Kalp rahatsızlıkları, dünya genelinde insanların ölüm sebeplerinin başında geliyor. Sigara içmek, hipertansiyon, aşırı kilolu olma, az hareket etme gibi birçok fizyolojik risk faktörünün yanı sıra kronik stres, depresyon gibi psikolojik sebepler de kalp rahatsızlıkları için risk faktörü oluşturuyor. Sosyal destek ve iyimserlik gibi özellikler de sağlık odaklı davranışları artırarak kalp rahatsızlıkları riskini azaltıyor. Günümüzde, kişinin psikolojik durumu ile ilgili bilgi veren en önemli kaynaklardan biri ise sosyal medya. Gün içerisinde birçok insan çeşitli sosyal medya araçlarıyla duygu ve düşüncelerini paylaşıyor. Son zamanlarda psikoloji ve sağlık alanından bazı araştırmalar, internetten aranan kelimeler veya sosyal medyada paylaşılan veriler aracılığı ile geniş çaplı bilgi toplamayı amaçlıyor. Bir çalışmada ise veri aracı olarak Twitter’da kullanılan dil ele alınıyor. Araştırmacıların üzerinde durduğu soru ise Twitter’da kullanılan dilin, kalp rahatsızlıklarından ölüm riski ile ilgili bir başka belirleyici bilgi aracı olup olamayacağı.
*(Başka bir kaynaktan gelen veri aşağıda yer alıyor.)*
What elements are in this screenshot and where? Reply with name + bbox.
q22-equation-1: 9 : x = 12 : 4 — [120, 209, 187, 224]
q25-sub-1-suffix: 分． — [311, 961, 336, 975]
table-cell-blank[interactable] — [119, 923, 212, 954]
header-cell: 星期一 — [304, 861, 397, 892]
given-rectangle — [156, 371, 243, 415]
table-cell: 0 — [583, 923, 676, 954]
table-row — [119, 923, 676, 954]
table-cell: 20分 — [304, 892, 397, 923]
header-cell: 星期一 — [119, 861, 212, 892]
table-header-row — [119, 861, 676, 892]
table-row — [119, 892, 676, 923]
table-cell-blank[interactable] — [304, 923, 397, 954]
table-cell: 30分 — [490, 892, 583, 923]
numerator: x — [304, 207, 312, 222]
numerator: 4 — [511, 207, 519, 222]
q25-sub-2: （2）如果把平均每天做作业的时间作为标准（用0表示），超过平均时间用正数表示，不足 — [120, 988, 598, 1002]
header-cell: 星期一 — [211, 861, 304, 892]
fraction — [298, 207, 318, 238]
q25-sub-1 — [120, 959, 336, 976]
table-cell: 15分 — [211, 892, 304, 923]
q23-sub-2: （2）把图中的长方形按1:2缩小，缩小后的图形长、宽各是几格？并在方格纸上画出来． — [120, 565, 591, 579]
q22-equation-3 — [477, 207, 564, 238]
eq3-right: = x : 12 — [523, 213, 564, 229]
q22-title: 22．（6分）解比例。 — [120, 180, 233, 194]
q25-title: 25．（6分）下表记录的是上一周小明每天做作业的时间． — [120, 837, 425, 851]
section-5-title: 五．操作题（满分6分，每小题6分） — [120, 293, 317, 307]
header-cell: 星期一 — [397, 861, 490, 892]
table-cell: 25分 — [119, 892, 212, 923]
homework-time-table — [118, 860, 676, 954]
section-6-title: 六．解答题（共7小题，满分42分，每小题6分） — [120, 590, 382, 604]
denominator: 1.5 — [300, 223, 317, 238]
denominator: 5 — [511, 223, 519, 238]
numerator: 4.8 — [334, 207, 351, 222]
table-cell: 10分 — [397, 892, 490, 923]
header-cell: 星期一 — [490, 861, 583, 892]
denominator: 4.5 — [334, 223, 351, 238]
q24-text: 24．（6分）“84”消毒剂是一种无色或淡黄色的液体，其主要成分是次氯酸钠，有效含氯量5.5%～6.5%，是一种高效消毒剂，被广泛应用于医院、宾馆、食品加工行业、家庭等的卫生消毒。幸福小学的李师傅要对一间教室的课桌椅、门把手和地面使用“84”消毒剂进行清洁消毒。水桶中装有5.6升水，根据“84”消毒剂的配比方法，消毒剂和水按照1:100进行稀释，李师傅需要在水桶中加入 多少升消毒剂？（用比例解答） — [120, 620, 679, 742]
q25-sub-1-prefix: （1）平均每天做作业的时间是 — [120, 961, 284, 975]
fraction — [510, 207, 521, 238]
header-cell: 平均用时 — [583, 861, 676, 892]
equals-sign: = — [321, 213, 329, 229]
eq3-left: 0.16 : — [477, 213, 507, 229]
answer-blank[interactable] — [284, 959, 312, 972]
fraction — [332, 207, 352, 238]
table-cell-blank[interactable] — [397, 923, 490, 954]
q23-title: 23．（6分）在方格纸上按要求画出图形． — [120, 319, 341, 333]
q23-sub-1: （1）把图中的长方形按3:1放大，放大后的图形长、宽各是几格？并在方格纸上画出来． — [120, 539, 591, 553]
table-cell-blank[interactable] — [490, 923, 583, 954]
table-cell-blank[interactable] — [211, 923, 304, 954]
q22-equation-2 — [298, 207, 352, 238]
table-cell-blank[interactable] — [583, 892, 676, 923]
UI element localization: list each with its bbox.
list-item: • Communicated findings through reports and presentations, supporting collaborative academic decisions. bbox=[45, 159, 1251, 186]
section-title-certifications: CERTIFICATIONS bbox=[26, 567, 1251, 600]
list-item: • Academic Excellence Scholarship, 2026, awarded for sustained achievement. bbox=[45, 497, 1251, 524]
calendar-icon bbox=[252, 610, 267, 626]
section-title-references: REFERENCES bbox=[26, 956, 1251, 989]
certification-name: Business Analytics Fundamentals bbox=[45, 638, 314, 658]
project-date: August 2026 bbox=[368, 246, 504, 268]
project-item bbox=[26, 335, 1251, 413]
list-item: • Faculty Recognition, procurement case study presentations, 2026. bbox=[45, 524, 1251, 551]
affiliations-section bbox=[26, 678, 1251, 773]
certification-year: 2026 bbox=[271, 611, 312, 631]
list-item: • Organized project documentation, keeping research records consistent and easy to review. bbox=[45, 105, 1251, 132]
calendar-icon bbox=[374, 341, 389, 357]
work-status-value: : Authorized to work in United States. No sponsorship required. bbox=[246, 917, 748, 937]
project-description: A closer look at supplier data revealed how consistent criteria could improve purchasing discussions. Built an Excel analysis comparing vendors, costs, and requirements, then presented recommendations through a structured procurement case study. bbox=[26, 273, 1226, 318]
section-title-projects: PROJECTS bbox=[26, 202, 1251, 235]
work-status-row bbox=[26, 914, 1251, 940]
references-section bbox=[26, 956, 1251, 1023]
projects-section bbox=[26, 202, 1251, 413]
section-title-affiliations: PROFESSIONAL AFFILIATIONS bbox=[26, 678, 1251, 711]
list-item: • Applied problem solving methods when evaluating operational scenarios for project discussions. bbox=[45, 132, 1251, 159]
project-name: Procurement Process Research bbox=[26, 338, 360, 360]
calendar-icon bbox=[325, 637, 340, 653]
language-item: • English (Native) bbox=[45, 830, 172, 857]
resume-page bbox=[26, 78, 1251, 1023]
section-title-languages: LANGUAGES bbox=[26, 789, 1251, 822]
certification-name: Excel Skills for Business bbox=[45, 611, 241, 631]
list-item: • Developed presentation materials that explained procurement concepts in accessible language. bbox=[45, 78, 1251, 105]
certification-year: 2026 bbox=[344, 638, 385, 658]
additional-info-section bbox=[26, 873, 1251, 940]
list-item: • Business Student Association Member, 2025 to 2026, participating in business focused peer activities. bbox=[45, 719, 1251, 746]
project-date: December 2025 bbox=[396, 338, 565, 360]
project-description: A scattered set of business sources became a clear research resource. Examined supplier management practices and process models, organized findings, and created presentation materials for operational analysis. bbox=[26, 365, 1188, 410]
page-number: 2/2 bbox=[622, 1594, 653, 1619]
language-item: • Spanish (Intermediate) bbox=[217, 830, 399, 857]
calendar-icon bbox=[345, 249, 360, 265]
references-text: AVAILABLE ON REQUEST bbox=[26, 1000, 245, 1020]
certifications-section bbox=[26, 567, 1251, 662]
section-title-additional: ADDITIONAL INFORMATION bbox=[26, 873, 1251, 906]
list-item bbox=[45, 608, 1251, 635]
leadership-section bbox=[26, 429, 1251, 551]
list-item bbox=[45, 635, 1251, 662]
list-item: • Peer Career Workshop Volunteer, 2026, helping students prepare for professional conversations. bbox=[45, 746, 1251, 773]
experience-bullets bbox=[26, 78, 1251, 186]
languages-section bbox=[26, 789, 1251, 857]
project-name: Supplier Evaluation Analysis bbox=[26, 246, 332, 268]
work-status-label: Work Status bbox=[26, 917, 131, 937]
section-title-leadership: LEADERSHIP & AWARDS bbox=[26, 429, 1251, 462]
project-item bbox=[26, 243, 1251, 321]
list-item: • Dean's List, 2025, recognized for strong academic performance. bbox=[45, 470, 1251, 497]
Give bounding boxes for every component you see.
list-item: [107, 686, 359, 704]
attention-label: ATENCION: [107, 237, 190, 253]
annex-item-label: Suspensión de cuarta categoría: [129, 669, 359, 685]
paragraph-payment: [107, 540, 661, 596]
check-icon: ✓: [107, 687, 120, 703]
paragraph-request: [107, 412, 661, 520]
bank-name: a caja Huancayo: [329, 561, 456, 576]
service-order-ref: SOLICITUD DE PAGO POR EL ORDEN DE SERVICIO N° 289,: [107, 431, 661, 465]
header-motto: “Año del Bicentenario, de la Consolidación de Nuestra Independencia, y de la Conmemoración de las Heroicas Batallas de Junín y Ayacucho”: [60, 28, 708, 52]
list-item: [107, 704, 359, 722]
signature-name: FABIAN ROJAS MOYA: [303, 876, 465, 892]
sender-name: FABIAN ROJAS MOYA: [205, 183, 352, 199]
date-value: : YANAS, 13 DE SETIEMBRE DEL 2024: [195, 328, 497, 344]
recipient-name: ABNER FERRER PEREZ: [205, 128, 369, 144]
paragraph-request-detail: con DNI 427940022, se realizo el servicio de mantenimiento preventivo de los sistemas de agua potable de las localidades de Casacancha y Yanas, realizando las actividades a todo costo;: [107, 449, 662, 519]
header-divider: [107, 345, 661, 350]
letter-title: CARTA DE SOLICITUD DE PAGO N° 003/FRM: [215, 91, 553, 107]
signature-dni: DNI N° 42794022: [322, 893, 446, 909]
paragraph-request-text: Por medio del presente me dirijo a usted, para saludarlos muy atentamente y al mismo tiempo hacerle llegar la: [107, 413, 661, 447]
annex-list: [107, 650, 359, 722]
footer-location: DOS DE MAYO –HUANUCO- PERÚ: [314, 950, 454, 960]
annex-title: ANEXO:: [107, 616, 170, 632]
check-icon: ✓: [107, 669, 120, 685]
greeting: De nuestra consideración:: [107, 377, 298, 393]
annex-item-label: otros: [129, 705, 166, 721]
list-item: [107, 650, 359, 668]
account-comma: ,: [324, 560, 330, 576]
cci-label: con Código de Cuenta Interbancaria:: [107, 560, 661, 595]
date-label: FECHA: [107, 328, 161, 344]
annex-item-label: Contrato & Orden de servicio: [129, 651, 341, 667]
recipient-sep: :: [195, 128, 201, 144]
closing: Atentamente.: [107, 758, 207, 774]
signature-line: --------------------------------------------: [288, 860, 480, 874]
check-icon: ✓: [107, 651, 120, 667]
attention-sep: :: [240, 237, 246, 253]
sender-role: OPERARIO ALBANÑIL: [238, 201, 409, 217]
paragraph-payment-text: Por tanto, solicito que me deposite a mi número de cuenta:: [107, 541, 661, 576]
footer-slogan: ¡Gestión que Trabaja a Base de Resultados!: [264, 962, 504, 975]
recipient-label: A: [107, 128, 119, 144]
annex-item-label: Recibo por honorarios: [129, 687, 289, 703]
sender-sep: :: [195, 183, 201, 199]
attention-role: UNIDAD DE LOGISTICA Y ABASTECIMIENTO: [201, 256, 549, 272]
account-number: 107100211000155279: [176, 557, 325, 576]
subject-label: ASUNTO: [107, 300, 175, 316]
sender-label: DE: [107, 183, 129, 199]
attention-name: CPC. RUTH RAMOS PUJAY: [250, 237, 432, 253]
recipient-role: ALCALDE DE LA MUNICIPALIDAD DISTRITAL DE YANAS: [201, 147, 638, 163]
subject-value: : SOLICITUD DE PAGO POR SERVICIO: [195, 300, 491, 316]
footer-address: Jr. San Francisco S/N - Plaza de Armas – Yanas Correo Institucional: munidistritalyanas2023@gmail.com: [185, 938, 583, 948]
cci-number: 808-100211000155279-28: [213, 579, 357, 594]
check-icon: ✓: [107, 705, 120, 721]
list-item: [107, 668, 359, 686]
Johannes C. Eichstaedt’ın başında bulunduğu 14 kişilik bir araştırma grubu uzun bir zaman aralığında toparladıkları 826 milyon tvit ve tviti atan kullanıcının bildirdiği konum yardımıyla bir harita çıkardılar. Amerika kıtasında gerçekleştirilen araştırmada, aynı bölgeler için Hastalık Kontrol ve Önleme Merkezi, Dünya Sağlık Örgütü gibi yerlerden aldıkları kalp rahatsızlığından ölüm oranlarına dair bilgileri de harita halinde çıkartıp, iki haritayı karşılaştırdılar. Bunun yanı sıra kalp rahatsızlıkları için bilinen diğer risk faktörlerinin de etkisi sıralanarak, Twitter’da kullanılan dil ile beraber analize dâhil edildi.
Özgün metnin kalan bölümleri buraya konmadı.